Danish singer-songwriter Thomas Eltorp set himself a lofty goal five years ago: to write, record, and release three EPs of “American inspired music”. ‘Extended Play 3/3’ is the last of these three Americana inspired EPs, which – unlike its previous counterparts – consists of songs performed live in-studio in a single take; no do-overs or re-recording allowed.
The feat of live recording is most impressive on the opener, ‘The Best is Yet to Come’. It opens with layers of gentle piano and sweeping strings. Eltorp’s natural vocal tremble adds a great deal of character to a song about finding love and settling down (“Oh my friends where are we now / The circle has been drawn / Seems by now my travelling is done”). The end of the track sees Eltorp repeat a mantra of reassurance with, “The best is yet to come”.
‘One of These Days’ takes us away from the rich strings and piano, replacing them with a darker and mellower funky blues sound. “Hold your tongue / Pull your stare / Be real kind if it’s not too late / There’s an old sign saying have no fear / There’s a showdown and the end is near,” we’re warned at the start of the track. There’s a real Nick Cave feel to this one too, so much so you expect that instantly recognisable baritone to start at any moment.

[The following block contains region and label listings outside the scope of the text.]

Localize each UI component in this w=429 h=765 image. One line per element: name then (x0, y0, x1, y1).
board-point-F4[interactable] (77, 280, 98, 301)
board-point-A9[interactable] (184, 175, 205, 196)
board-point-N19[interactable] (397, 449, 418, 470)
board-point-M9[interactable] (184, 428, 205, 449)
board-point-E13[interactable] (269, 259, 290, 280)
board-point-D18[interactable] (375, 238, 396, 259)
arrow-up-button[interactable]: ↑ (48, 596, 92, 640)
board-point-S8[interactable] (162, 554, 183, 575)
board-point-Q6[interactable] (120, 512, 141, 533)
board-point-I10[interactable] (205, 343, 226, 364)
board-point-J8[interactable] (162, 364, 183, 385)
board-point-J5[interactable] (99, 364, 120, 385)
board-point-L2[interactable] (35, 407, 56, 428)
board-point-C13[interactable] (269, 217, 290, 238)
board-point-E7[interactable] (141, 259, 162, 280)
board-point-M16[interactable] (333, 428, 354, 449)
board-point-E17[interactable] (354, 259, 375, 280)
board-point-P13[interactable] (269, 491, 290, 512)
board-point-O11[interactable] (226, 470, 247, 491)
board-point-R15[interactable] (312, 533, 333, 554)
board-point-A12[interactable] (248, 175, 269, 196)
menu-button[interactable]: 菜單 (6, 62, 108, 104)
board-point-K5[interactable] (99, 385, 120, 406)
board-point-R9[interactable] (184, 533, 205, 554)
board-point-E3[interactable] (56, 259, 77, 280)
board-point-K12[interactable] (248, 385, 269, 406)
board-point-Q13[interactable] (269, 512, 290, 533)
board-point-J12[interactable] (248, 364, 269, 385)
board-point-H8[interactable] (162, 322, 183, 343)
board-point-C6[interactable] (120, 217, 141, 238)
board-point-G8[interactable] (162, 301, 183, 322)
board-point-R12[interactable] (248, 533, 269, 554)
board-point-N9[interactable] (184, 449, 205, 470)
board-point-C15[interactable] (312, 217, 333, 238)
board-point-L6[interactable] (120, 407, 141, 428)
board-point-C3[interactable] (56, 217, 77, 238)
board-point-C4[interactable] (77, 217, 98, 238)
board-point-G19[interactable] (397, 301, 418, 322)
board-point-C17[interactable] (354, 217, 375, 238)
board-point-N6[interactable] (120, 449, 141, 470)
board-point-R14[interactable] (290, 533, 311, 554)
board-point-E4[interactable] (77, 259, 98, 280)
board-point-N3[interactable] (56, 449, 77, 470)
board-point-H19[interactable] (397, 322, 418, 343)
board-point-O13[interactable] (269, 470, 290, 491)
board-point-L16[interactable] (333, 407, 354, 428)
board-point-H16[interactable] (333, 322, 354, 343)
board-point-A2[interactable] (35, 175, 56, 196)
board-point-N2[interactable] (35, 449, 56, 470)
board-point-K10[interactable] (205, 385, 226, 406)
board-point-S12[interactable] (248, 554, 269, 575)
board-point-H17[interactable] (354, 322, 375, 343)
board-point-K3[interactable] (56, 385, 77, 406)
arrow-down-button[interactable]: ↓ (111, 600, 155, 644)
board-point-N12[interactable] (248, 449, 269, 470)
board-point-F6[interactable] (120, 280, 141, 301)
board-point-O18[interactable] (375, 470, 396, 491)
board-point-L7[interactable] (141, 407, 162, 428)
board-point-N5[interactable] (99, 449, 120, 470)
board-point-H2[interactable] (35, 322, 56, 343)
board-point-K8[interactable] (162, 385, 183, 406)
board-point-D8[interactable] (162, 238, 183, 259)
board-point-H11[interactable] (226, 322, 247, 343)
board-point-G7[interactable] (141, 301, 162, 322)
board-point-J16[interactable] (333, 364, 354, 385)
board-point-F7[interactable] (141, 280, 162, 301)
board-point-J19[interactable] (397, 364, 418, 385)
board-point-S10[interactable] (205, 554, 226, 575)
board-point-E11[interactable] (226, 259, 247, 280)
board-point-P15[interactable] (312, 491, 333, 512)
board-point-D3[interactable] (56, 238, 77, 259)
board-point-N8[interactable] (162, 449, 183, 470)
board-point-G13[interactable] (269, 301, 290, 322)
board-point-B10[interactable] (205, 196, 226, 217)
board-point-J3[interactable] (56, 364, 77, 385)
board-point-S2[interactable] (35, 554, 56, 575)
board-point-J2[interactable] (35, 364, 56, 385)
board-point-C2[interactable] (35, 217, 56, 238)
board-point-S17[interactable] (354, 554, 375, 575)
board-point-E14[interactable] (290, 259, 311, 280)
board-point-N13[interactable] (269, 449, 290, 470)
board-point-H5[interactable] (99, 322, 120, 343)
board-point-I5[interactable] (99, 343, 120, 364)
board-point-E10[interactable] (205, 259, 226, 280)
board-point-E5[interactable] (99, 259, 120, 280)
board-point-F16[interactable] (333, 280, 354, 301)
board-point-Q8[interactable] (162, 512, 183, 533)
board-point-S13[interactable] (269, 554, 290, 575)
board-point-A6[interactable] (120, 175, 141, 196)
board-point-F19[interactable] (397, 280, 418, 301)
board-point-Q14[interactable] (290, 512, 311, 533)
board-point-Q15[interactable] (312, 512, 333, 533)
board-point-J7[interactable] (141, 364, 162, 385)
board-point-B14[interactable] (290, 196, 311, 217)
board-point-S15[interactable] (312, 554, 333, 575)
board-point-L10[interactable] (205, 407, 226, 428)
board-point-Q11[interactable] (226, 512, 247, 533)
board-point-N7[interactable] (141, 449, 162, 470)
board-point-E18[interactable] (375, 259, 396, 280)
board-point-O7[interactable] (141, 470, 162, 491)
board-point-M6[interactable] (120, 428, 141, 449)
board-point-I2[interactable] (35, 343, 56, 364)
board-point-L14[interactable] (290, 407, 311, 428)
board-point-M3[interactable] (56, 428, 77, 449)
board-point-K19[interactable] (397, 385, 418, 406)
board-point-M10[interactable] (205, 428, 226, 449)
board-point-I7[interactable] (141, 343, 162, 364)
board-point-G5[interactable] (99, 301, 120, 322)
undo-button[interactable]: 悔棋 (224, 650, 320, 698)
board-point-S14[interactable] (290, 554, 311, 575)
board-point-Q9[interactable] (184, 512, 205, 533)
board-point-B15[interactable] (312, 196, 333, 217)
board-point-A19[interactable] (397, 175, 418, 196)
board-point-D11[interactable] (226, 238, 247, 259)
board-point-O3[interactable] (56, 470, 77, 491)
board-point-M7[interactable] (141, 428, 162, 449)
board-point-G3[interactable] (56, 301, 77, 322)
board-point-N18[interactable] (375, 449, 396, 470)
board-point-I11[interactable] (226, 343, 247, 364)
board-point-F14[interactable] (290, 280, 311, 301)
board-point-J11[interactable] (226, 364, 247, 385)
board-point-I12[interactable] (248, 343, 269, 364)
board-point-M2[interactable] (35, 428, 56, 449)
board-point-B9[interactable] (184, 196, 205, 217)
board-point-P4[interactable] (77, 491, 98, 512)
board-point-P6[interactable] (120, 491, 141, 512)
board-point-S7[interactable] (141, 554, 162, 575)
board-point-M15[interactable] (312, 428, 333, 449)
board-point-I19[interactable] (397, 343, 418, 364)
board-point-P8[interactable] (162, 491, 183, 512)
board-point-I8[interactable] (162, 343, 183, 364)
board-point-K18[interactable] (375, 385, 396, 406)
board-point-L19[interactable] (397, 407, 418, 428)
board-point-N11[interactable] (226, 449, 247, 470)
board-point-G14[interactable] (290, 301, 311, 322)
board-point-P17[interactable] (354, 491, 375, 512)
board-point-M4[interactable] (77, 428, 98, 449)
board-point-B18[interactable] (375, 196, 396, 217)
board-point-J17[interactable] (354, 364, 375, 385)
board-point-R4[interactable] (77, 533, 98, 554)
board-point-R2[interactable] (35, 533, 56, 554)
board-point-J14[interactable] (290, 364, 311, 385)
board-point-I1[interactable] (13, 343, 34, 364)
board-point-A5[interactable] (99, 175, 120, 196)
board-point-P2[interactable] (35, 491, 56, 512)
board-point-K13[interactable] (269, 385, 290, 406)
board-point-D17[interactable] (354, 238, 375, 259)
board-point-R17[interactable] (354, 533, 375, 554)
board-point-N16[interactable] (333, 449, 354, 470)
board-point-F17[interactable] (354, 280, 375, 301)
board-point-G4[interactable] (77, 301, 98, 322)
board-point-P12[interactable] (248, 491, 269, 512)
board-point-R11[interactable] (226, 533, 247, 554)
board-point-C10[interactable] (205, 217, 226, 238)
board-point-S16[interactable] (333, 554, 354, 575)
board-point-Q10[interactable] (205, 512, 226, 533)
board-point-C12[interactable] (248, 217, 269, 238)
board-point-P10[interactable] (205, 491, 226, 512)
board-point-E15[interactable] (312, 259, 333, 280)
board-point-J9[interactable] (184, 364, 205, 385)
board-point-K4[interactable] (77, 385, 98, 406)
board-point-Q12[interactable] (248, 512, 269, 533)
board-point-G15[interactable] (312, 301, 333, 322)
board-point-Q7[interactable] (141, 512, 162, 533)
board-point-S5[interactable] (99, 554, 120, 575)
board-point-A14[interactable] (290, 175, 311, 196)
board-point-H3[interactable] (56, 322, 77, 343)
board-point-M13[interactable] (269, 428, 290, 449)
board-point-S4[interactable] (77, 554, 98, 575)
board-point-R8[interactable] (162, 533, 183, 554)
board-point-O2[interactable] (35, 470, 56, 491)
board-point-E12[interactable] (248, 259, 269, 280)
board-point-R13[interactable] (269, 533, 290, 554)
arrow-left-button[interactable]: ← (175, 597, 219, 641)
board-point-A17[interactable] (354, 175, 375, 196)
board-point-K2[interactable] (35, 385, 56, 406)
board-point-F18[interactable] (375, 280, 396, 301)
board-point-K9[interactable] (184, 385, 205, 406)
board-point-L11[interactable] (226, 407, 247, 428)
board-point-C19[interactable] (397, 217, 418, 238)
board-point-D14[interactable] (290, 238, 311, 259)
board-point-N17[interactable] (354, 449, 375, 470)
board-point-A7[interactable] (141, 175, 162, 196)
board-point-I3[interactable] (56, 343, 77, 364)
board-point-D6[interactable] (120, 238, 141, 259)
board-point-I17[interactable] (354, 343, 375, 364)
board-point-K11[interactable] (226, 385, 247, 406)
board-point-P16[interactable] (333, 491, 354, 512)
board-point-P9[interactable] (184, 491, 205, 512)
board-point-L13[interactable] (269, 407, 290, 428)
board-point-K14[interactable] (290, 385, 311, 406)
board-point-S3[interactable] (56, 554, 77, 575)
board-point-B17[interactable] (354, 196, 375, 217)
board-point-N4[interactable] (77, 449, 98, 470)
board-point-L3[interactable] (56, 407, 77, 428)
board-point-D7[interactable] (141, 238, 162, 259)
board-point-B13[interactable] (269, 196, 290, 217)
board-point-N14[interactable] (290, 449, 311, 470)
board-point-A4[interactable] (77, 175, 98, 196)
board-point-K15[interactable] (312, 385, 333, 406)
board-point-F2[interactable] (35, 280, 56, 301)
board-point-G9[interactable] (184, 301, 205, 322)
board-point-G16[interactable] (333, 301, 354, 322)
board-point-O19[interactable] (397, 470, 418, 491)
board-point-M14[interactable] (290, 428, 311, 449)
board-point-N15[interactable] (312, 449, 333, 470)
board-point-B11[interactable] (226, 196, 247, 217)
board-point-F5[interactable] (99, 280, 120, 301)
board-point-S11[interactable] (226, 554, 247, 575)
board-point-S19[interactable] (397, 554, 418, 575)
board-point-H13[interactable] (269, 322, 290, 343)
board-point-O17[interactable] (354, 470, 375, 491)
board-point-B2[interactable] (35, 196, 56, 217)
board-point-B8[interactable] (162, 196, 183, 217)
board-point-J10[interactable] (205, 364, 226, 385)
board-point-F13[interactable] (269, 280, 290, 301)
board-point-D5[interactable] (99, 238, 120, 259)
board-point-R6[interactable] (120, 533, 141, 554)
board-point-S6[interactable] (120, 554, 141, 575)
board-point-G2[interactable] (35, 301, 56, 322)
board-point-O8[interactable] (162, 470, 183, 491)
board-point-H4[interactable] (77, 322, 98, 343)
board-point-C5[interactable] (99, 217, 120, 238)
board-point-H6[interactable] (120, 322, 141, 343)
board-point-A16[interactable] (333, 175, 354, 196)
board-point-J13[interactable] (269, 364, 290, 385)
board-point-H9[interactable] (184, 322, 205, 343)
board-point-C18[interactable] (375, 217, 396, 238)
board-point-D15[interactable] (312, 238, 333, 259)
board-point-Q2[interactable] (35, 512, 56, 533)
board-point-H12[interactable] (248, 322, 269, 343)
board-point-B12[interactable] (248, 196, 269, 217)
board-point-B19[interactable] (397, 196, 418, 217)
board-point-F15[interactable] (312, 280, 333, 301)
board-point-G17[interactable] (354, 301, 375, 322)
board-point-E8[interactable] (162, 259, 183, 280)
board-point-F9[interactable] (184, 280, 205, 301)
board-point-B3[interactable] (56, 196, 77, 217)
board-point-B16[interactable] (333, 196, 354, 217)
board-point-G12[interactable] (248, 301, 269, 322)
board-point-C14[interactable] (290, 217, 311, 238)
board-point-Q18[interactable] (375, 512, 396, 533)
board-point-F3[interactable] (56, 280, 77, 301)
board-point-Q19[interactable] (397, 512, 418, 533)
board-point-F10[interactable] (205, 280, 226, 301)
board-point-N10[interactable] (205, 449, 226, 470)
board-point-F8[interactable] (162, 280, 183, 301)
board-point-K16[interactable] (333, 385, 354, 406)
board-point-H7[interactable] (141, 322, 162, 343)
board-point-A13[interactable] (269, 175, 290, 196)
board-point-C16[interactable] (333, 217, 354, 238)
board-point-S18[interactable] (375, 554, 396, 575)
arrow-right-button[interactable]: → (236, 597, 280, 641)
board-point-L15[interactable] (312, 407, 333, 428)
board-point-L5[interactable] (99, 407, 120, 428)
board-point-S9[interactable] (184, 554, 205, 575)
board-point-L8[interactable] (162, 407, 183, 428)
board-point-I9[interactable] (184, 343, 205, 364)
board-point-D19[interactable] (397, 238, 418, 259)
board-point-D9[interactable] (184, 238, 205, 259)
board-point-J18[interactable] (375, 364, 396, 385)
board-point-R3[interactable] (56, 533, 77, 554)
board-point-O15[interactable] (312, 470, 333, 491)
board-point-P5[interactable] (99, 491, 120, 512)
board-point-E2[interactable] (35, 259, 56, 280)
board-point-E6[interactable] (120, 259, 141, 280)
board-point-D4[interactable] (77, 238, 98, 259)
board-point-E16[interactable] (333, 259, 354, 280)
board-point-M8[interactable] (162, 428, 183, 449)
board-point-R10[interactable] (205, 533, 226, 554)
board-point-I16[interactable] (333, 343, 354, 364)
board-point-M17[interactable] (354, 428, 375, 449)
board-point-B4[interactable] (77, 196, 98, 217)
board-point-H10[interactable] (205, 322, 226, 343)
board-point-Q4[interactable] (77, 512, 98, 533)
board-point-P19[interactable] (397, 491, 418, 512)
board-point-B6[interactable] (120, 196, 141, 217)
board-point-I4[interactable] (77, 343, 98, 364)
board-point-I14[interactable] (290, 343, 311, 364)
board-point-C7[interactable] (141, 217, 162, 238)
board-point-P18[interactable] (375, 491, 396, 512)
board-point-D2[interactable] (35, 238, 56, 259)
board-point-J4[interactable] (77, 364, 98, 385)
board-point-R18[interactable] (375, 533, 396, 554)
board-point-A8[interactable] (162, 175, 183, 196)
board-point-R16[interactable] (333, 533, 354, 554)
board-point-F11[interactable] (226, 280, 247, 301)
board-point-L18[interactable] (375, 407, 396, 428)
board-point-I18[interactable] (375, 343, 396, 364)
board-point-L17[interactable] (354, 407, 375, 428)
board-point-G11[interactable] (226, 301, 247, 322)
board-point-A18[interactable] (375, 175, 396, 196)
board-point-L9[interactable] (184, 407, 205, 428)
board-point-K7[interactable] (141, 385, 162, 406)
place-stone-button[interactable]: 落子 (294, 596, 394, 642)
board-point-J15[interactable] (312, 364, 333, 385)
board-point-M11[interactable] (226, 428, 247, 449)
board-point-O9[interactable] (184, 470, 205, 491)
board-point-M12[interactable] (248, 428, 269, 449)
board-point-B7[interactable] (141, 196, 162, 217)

‘Glory’ again channels blues influences, but this time they have a decidedly rockier edge to them. The lyrics talk of living to excess but not finding what he hoped from it (“These are the best years wasted / Come on down everybody’s dancing”). ‘Tokio Town’ is the final track, and it strikes more of an adult contemporary vibe, belying the lyrics of a dark past: “Way out of town / Hounds on my tail / Looking for answers to take this weight off my shoulders / I stand there in line / My easy heartbeat is way out of time / I got lost in the city / What can I say / I blew my money the old fashioned way”.
These four tracks are well crafted and recorded songs, made even more impressive upon knowledge of exactly how they were laid down. This EP too neatly bookends the two previous under the same collection (naturally titled ‘Extended Play 1/3’ and ‘Extended Play 2/3’); although there’s an added element of raw and sometimes breathy emotion captured in Eltorp’s voice here that’s sometimes lost at times in the previous studio produced tracks.
In the film world, the third movie in a trilogy is often known to be the most disappointing, but thankfully that maxim doesn’t seem to have carried over into the musical world, at least not here. Anyone starting with this EP could do a lot worse than to work their way back through the second two, even if they don’t quite have the charm of the third in its single take recorded glory.